Retenant son souffle, Fiona tendit l'oreille. Un bruit sourd lui parvenait, un bruit qu'elle aurait reconnu entre mille et qui à chaque fois semblait l'ensorceler, faisant bouger ses jambes contre sa volonté, lui donnant une envie folle de danser. Le son du bodhrán… Fiona laissa échapper un cri de frustration.

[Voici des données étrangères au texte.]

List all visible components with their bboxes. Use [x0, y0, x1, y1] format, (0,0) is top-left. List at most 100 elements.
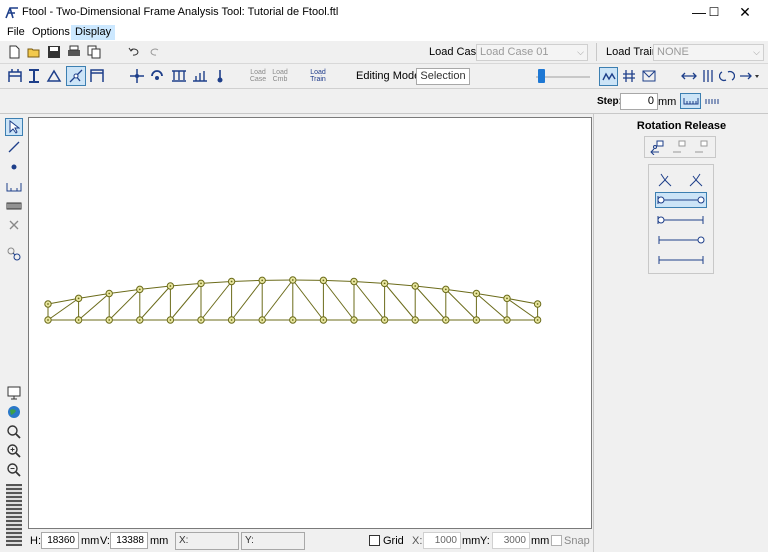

Depuis qu'elle était petite, excepté les années où elle était à Poudlard, elle avait assisté aux festivités de la Saint-Patrick avec ses parents et son frère, Stephen. Et cette année, il fallait qu'elle reste coincée dans cette boutique poussiéreuse, à préparer des potions contre la chute de cheveux ou des onguents pour soigner les ongles incarnés. Elle aimait ce qu'elle faisait, par Merlin elle adorait l'herboristerie, mais pas aujourd'hui, pas aujourd'hui nom d'un Leprechaun !

En plus elle ne recevrait aucune visite, les gens étaient bien trop occupés à faire la fête, ils préféraient danser sans se préoccuper de leurs cors aux pieds, chanter sans se soucier de leurs maux de gorge, manger sans épargner leur système digestif. Condamnée à écouter la musique sans pouvoir la laisser vibrer dans tout son corps, prisonnière de cette échoppe, entourée de sangsues séchées, d'yeux de crapaud et d'arsenic en poudre.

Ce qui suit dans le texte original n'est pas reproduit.